Examinemos mais de perto os escritos de Leonardo Boff e de Frei Betto, cujas idéias contribuíram, sem dúvida, à formação da cultura político-religiosa do componente cristão do altermundismo.
O livro de Leonardo Boff -na época, membro da ordem franciscana,- Jesus Cristo libertador, (Petrópolis, Vozes, 1971), pode ser considerado como a primeira obra da Teologia da Libertação no Brasil. Essencialmente, trata-se de uma obra de exegese bíblica; porém um dos capítulos, possivelmente o mais inovador, intitulado "Cristologia desde América Latina", expressa o desejo de que a Igreja possa "participar de maneira crítica no arrranque global de libertação que a sociedade sul-americana conhece hoje". Segundo Boff, a hermenêutica bíblica de seu livro está inspirada pela realidade latino-americana, o que dá como resultado "a primazia do elemento antropológico sobre o eclesiástico, do utópico sobre o efetivo, do crítico sobre o dogmático, do social sobre o pessoal e da ortopráxis sobre a ortodoxia"; aqui se anunciam alguns dos temas fundamentais da Teologia da Libertação [1].
Personagem carismático, com uma cultura e uma criatividade enormes, ao mesmo tempo místico franciscano e combatente social, Boff converteu-se no principal representante brasileiro dessa nova corrente teológica. Em seu primeiro livro já encontramos referencias ao "Princípio Esperança", de Ernst Bloch, porém, progressivamente, no curso dos anos 70, os conceitos e temas marxistas cada vez mais aparecem em sua obra até converter-se em um dos componentes fundamentais de sua reflexão sobre as causas da pobreza e a prática da solidariedade com a luta dos pobres por sua libertação.

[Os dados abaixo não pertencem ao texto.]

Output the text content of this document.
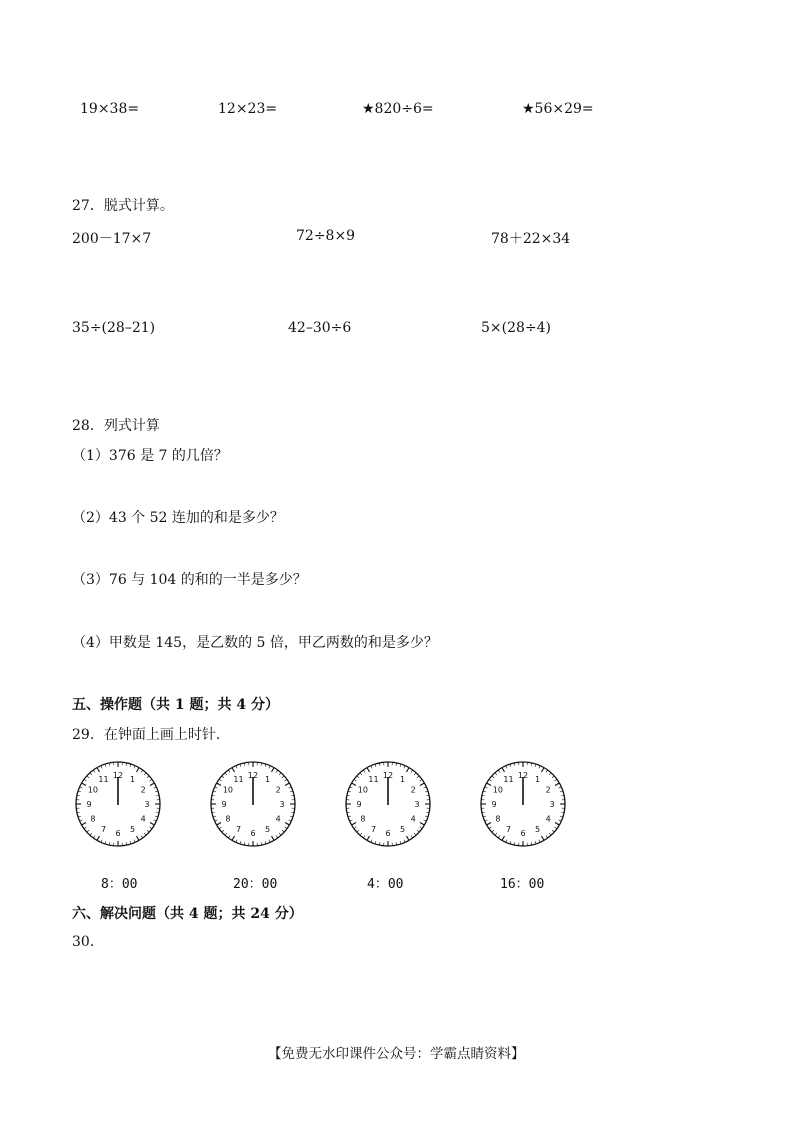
19×38=	12×23=	★820÷6=	★56×29=
27．脱式计算。
200－17×7	72÷8×9	78＋22×34
35÷(28–21)	42–30÷6	5×(28÷4)
28．列式计算
（1）376 是 7 的几倍？
（2）43 个 52 连加的和是多少？
（3）76 与 104 的和的一半是多少？
（4）甲数是 145，是乙数的 5 倍，甲乙两数的和是多少？
五、操作题（共 1 题；共 4 分）
29．在钟面上画上时针.
12 1
2
3
4
5
6
7
8
9
10
11	12 1
2
3
4
5
6
7
8
9
10
11	12 1
2
3
4
5
6
7
8
9
10
11	12 1
2
3
4
5
6
7
8
9
10
11
8：00	20：00	4：00	16：00
六、解决问题（共 4 题；共 24 分）
30.
【免费无水印课件公众号：学霸点睛资料】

Rechaçando o argumento conservador que pretende julgar o marxismo pelas práticas históricas do chamado "socialismo real", Boff constata, não sem ironia, que o mesmo que o Cristianismo não se identifica com os mecanismos da Santa Inquisição, o marxismo não tem porque se equiparar aos "socialismos" existentes, que "não representam uma alternativa desejável por conta de sua tirania burocrática e pelo sufocamento das liberdades individuais". O ideal socialista pode e deve assumir outras formas históricas [2]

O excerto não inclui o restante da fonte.